Now I want to use FP8 to accelerate my training procedure, but torchtitan seems only support Llama and FSDP2, then I tried these below:

from torchao import convert_model_to_float8_training
 ...
model = build_model(config_file)
convert_model_to_float8_training(model)
model = FSDP(model, **kwargs)
dataloader = get_dataloader()
optimizer = optim.AdamW(
    model.parameters(),
    lr=train_config.lr,
    weight_decay=train_config.weight_decay,
)
train(model, dataloder, optimizer)

I tested FP8 Matmul with torch._scaled_mm and this operator runs fine, but the FP8 trainnng is hanging and I cannot figured out why…

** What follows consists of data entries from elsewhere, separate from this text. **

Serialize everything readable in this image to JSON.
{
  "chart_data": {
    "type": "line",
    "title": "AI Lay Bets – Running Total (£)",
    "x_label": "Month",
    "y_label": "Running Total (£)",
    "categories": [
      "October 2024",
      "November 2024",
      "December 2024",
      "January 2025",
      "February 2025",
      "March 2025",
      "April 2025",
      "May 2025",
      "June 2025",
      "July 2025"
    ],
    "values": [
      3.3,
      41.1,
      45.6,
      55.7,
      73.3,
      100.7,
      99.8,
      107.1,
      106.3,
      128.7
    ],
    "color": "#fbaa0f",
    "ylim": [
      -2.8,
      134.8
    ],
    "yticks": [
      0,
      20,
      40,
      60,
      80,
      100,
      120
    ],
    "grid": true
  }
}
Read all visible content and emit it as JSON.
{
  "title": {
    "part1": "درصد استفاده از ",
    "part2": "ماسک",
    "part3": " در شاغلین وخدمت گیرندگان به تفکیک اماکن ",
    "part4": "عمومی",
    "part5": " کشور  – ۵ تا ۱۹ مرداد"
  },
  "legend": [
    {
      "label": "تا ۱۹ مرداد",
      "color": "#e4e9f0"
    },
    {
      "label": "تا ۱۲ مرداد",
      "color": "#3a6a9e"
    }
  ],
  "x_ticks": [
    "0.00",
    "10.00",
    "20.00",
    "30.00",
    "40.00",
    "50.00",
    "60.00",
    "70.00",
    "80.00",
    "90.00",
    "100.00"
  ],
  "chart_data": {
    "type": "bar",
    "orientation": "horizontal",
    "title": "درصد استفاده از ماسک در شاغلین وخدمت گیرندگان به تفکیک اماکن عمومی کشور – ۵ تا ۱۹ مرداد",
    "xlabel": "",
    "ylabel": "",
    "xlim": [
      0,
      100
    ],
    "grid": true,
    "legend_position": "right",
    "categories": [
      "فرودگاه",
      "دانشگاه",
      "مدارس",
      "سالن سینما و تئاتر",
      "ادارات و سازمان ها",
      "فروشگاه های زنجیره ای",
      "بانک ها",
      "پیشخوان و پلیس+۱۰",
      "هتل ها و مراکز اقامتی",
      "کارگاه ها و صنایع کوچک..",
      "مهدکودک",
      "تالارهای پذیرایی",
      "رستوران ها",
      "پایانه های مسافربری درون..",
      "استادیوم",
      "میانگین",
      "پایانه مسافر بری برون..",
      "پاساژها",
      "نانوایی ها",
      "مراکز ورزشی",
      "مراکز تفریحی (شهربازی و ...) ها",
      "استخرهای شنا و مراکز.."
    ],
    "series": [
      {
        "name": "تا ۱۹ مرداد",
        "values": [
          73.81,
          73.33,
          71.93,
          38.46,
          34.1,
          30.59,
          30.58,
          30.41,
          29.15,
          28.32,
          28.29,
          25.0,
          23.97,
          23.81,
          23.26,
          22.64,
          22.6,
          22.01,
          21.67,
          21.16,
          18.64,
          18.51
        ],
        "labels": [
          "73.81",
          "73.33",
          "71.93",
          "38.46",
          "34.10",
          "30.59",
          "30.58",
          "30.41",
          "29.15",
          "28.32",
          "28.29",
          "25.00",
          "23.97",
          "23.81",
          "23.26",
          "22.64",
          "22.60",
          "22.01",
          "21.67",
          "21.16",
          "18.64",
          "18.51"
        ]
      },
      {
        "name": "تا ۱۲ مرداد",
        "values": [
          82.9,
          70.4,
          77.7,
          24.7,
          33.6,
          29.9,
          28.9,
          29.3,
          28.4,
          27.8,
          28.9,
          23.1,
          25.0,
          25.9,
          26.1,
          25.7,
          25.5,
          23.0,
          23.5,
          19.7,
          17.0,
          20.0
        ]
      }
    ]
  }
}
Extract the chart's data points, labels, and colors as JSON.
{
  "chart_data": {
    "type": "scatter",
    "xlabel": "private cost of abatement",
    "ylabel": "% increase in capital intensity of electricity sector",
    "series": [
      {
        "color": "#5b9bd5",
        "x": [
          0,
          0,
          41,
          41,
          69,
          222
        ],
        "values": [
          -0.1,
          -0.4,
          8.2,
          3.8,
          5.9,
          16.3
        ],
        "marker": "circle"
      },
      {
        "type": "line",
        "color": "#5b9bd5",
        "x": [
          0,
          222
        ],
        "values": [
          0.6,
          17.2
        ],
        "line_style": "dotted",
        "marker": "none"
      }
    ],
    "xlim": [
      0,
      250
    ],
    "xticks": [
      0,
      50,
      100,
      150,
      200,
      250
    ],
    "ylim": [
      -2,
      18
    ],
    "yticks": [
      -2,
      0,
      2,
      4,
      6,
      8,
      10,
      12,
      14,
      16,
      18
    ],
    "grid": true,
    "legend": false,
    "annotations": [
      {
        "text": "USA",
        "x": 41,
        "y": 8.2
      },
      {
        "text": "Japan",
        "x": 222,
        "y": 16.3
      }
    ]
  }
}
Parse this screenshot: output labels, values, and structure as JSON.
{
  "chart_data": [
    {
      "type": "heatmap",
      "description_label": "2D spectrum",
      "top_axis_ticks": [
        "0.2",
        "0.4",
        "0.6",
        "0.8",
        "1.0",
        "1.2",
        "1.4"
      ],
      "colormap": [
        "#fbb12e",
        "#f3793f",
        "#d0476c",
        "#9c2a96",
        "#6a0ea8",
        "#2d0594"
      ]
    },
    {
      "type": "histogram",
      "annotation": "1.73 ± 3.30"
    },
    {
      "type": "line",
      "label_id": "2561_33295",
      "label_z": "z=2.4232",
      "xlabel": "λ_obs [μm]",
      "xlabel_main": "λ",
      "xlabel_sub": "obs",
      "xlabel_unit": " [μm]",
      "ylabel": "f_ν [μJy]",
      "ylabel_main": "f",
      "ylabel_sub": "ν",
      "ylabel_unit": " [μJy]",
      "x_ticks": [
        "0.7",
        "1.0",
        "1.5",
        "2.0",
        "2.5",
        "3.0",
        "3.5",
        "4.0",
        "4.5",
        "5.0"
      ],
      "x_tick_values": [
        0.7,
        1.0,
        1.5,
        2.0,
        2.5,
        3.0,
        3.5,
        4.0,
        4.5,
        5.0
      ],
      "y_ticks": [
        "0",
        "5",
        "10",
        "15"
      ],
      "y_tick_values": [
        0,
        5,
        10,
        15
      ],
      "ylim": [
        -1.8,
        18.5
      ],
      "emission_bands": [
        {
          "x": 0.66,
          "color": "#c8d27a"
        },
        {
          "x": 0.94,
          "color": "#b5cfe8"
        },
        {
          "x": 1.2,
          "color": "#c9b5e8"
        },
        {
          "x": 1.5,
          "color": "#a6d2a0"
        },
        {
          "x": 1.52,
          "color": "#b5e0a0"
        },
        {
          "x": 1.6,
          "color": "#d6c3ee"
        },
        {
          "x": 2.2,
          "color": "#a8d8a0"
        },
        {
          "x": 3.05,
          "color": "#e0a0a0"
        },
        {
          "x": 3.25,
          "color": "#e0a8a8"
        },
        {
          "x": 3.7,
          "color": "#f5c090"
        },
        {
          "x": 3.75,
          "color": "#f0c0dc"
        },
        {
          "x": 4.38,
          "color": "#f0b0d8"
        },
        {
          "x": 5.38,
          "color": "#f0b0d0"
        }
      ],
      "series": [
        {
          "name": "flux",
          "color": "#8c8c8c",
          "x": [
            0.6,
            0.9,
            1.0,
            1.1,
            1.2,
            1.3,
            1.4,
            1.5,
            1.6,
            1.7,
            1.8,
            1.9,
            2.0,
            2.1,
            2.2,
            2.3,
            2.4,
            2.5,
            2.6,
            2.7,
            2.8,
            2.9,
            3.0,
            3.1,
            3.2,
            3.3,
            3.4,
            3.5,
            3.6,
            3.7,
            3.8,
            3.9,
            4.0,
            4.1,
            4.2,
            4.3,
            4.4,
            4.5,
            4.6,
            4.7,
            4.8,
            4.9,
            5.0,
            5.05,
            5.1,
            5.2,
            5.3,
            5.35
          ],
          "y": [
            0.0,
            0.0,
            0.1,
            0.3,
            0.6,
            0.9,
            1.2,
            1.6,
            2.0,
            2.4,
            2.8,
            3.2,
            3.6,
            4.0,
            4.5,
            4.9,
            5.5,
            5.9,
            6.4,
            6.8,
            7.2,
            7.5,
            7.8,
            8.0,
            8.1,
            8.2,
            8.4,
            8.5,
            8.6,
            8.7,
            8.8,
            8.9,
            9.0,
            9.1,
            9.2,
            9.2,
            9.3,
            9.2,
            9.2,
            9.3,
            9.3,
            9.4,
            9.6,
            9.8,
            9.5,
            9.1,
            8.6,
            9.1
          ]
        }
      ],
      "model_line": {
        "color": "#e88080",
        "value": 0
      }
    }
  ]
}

Does anyone has any suggestions?

supriyar · February 5, 2025, 11:16pm

Hi @cokespace2
Do you have a repro script with a toy model that you can share? torchao fp8 training should work independent of torchtitan cc @Vasiliy_Kuznetsov

cokespace2 · February 7, 2025, 8:08am

My bad, it failed because my server’s nvlink was off. Nothing wrong with FSDP and float8 training.